Too many people (including local bloggers who are smart enough to know better, which is why I no longer read or link to them) still use the "but it's soooooo hot" pretext as to why Houston shouldn't spend its time or money improving its transit services, or improving access to transit (or active transportation in general) through better sidewalks or high-quality bicycle facilities. It's a bullshit, purposefully-defeatist argument that puts too much emphasis on temporary personal comfort and ignores the fact that for the vast majority of the time Houston has a perfectly comfortable climate.

But taking this a step further: this argument is, perversely, a reason for better transit service (as well as better access to transit through better bike/ped connections). Walking to and waiting for a bus in the August afternoon might be a brutal experience for most Houstonians today. But imagine that, even during that August afternoon, you can walk no more than a quarter-mile (i.e. a five-minute walk) to a transit stop, and along that walk there are easy-to-provide amenities such as shade trees along sidewalks and non-reflective pavement that make things just a little bit less brutal. Then, once you get to the bus stop or train station (which provides a shade canopy from the sun as well as a bench to sit), your wait is no less than ten or fifteen minutes (i.e. the generally-recognized minimum headway for "frequent" service) until the next transit service arrives. You get into the air-conditioned vehicle, and off you go. 

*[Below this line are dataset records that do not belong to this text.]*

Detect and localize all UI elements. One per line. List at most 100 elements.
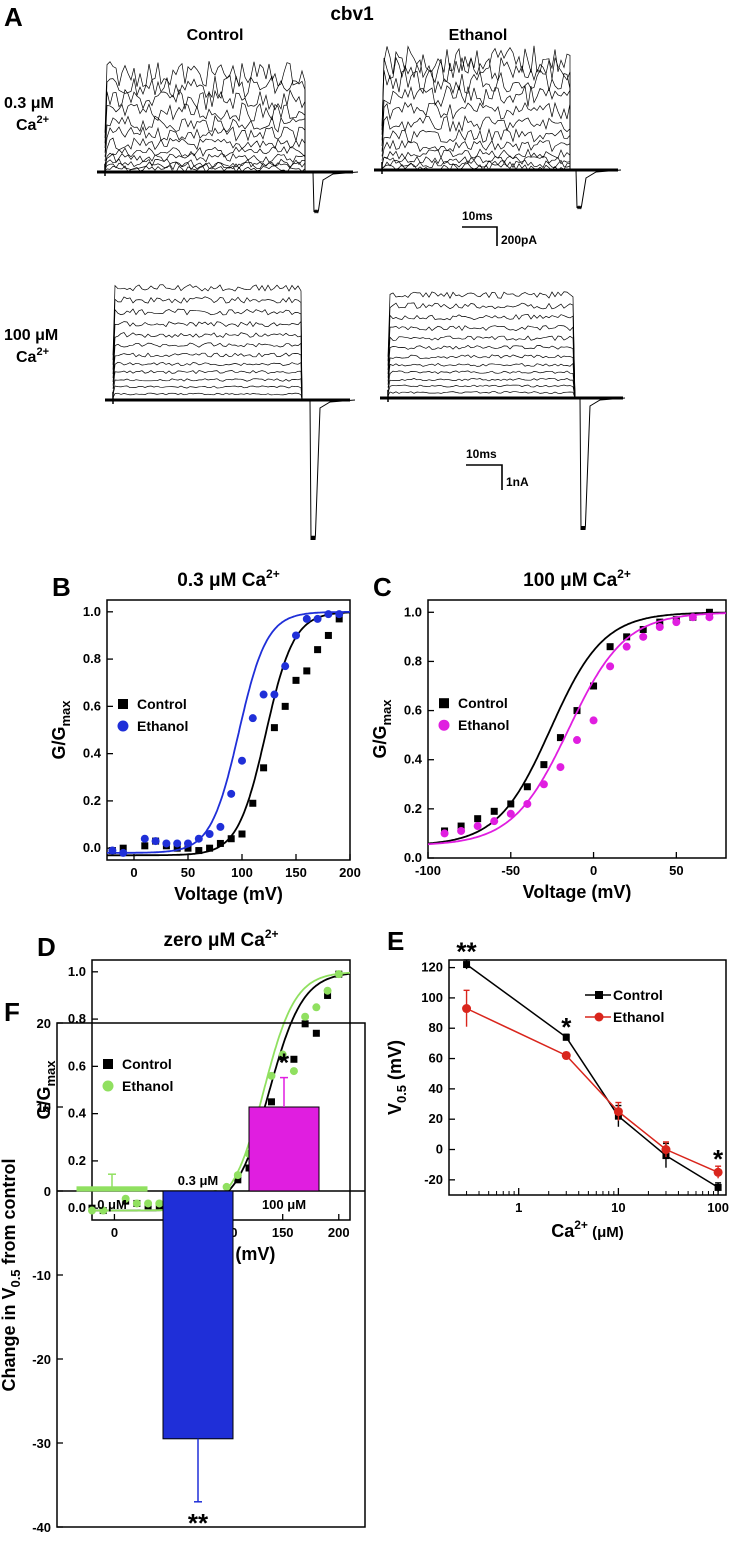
- y-tick-label: -40: [32, 1520, 51, 1535]
- plot-frame: [106, 599, 351, 861]
- data-point: [119, 848, 128, 857]
- y-tick-label: -30: [32, 1436, 51, 1451]
- current-trace: [104, 75, 306, 172]
- data-point: [302, 614, 311, 623]
- data-point: [259, 690, 268, 699]
- data-point: [490, 817, 499, 826]
- data-point: [234, 1176, 242, 1184]
- y-axis-label-sub: max: [379, 699, 394, 726]
- data-point: [655, 623, 664, 632]
- current-trace: [104, 61, 306, 172]
- data-point: [613, 1107, 623, 1117]
- chart-c: C 100 μM Ca2+ -100 -50 0 50 0.0 0.2 0.4 0.6 0.8 1.0…: [370, 567, 727, 902]
- traces-ethanol-high: [380, 291, 626, 531]
- y-tick-label: 1.0: [68, 964, 86, 979]
- data-point: [144, 1199, 153, 1208]
- data-point: [462, 1004, 472, 1014]
- plot-frame: [448, 959, 727, 1196]
- data-point: [312, 1029, 320, 1037]
- data-point: [490, 807, 498, 815]
- y-tick-label: -20: [424, 1172, 443, 1187]
- current-trace: [381, 56, 571, 170]
- data-point: [278, 1050, 287, 1059]
- y-axis-label-tail: from control: [0, 1158, 19, 1269]
- current-trace: [381, 139, 571, 170]
- current-trace: [387, 325, 576, 399]
- current-trace: [387, 344, 576, 399]
- data-point: [205, 830, 214, 838]
- y-axis-label: G/Gmax: [34, 1060, 58, 1120]
- data-point: [705, 608, 713, 616]
- data-point: [281, 702, 289, 710]
- data-point: [270, 690, 279, 699]
- chart-title-text: zero μM Ca: [163, 930, 265, 951]
- data-point: [573, 736, 581, 745]
- data-point: [88, 1206, 96, 1215]
- data-point: [162, 839, 171, 848]
- data-point: [313, 614, 322, 623]
- data-point: [238, 830, 246, 838]
- current-trace: [112, 392, 303, 401]
- scale-bar-low-time: 10ms: [462, 209, 493, 223]
- current-trace: [381, 101, 571, 170]
- data-point: [324, 610, 333, 619]
- data-point: [227, 789, 236, 798]
- y-axis-label-sub: max: [43, 1060, 58, 1087]
- x-axis-label: Voltage (mV): [174, 884, 283, 904]
- current-trace: [104, 152, 306, 172]
- current-trace: [112, 296, 303, 401]
- legend-marker: [103, 1059, 113, 1069]
- current-trace: [387, 391, 576, 399]
- current-trace: [387, 378, 576, 399]
- tail-current: [309, 399, 356, 541]
- data-point: [99, 1206, 108, 1215]
- data-point: [688, 613, 697, 622]
- y-tick-label: 0.4: [68, 1106, 87, 1121]
- y-axis-label-main: Change in V: [0, 1288, 19, 1392]
- y-axis-label: G/Gmax: [370, 699, 394, 759]
- scale-bar-low-current: 200pA: [501, 233, 537, 247]
- data-point: [227, 835, 235, 843]
- y-tick-label: 0.0: [68, 1200, 86, 1215]
- bar: [248, 1106, 320, 1192]
- data-point: [506, 809, 515, 818]
- y-tick-label: 0.8: [83, 651, 101, 666]
- scale-bar-high-lines: [466, 464, 503, 490]
- data-point: [539, 780, 548, 789]
- data-point: [661, 1145, 671, 1155]
- data-point: [463, 961, 471, 969]
- x-tick-label: 150: [285, 865, 307, 880]
- legend-label: Control: [613, 987, 663, 1003]
- x-tick-label: 150: [272, 1225, 294, 1240]
- y-tick-label: 120: [421, 960, 443, 975]
- y-tick-label: 80: [429, 1020, 443, 1035]
- data-point: [267, 1098, 275, 1106]
- scale-bar-high-current: 1nA: [506, 475, 529, 489]
- legend-marker: [102, 1080, 114, 1092]
- legend-marker: [117, 720, 129, 732]
- chart-title: 0.3 μM Ca2+: [177, 567, 279, 591]
- current-trace: [104, 115, 306, 172]
- data-point: [314, 646, 322, 654]
- bar: [76, 1186, 148, 1192]
- data-point: [312, 1003, 321, 1012]
- data-point: [324, 991, 332, 999]
- x-axis-label-main: Ca: [551, 1221, 575, 1241]
- y-axis-label-main: V: [385, 1103, 405, 1115]
- data-point: [140, 834, 149, 843]
- category-label: 100 μM: [262, 1197, 306, 1212]
- current-trace: [387, 314, 576, 399]
- chart-title-text: 100 μM Ca: [523, 570, 617, 591]
- legend-label: Ethanol: [137, 718, 188, 734]
- data-point: [141, 842, 149, 850]
- data-point: [713, 1167, 723, 1177]
- current-trace: [112, 378, 303, 401]
- data-point: [474, 815, 482, 823]
- category-label: 0 μM: [97, 1197, 127, 1212]
- current-trace: [381, 128, 571, 170]
- x-axis-label-sup: 2+: [574, 1218, 588, 1232]
- data-point: [523, 783, 531, 791]
- legend-label: Ethanol: [122, 1078, 173, 1094]
- current-trace: [387, 291, 576, 399]
- current-traces: [97, 45, 626, 541]
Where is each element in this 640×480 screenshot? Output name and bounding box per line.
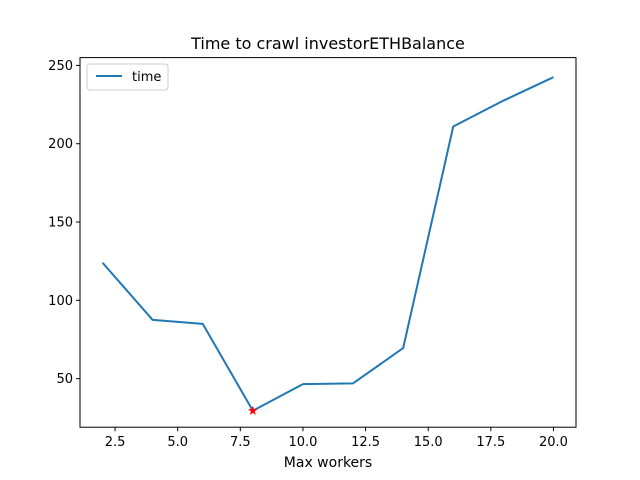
x-tick-label: 10.0 bbox=[288, 435, 317, 450]
x-tick-label: 2.5 bbox=[105, 435, 126, 450]
y-tick-label: 200 bbox=[48, 137, 73, 152]
y-tick-label: 100 bbox=[48, 294, 73, 309]
x-axis: 2.5 5.0 7.5 10.0 12.5 15.0 17.5 20.0 bbox=[105, 427, 568, 450]
x-tick-label: 20.0 bbox=[539, 435, 568, 450]
chart-title: Time to crawl investorETHBalance bbox=[190, 34, 465, 53]
plot-area bbox=[101, 76, 554, 415]
min-point-marker bbox=[247, 405, 258, 415]
x-tick-label: 5.0 bbox=[167, 435, 188, 450]
x-axis-label: Max workers bbox=[284, 455, 372, 471]
axes-frame bbox=[79, 57, 577, 428]
legend: time bbox=[86, 63, 169, 91]
legend-label: time bbox=[132, 70, 161, 85]
x-tick-label: 12.5 bbox=[351, 435, 380, 450]
x-tick-label: 15.0 bbox=[414, 435, 443, 450]
x-tick-label: 7.5 bbox=[230, 435, 251, 450]
y-tick-label: 150 bbox=[48, 216, 73, 231]
x-tick-label: 17.5 bbox=[476, 435, 505, 450]
y-tick-label: 250 bbox=[48, 59, 73, 74]
series-line-time bbox=[101, 76, 554, 412]
y-tick-label: 50 bbox=[56, 372, 73, 387]
legend-box bbox=[86, 63, 169, 91]
y-axis: 50 100 150 200 250 bbox=[48, 59, 80, 387]
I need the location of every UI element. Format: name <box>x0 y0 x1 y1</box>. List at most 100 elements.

All of a sudden, that trip gets a lot less "brutal," doesn't it? And this is during the heat of the day; it doesn't address the average morning or evening during Houston's long summer, which is perfectly walkable if not humid.

Christof is correct: people overestimate the importance of climate, and underestimate the ways in which we can combat that climate by providing comfortable (and ADA-accessible!) access to transit, as well as the frequency and coverage of that transit service itself. Let's quit making excuses and give this city the pedestrian, bicycle and transit infrastructure that it deserves.

(Oh and by the way: as bad as Houston's climate can be, I'll take "hot and sweaty" over "trip over snowbanks and slip and fall on ice patches" anytime.)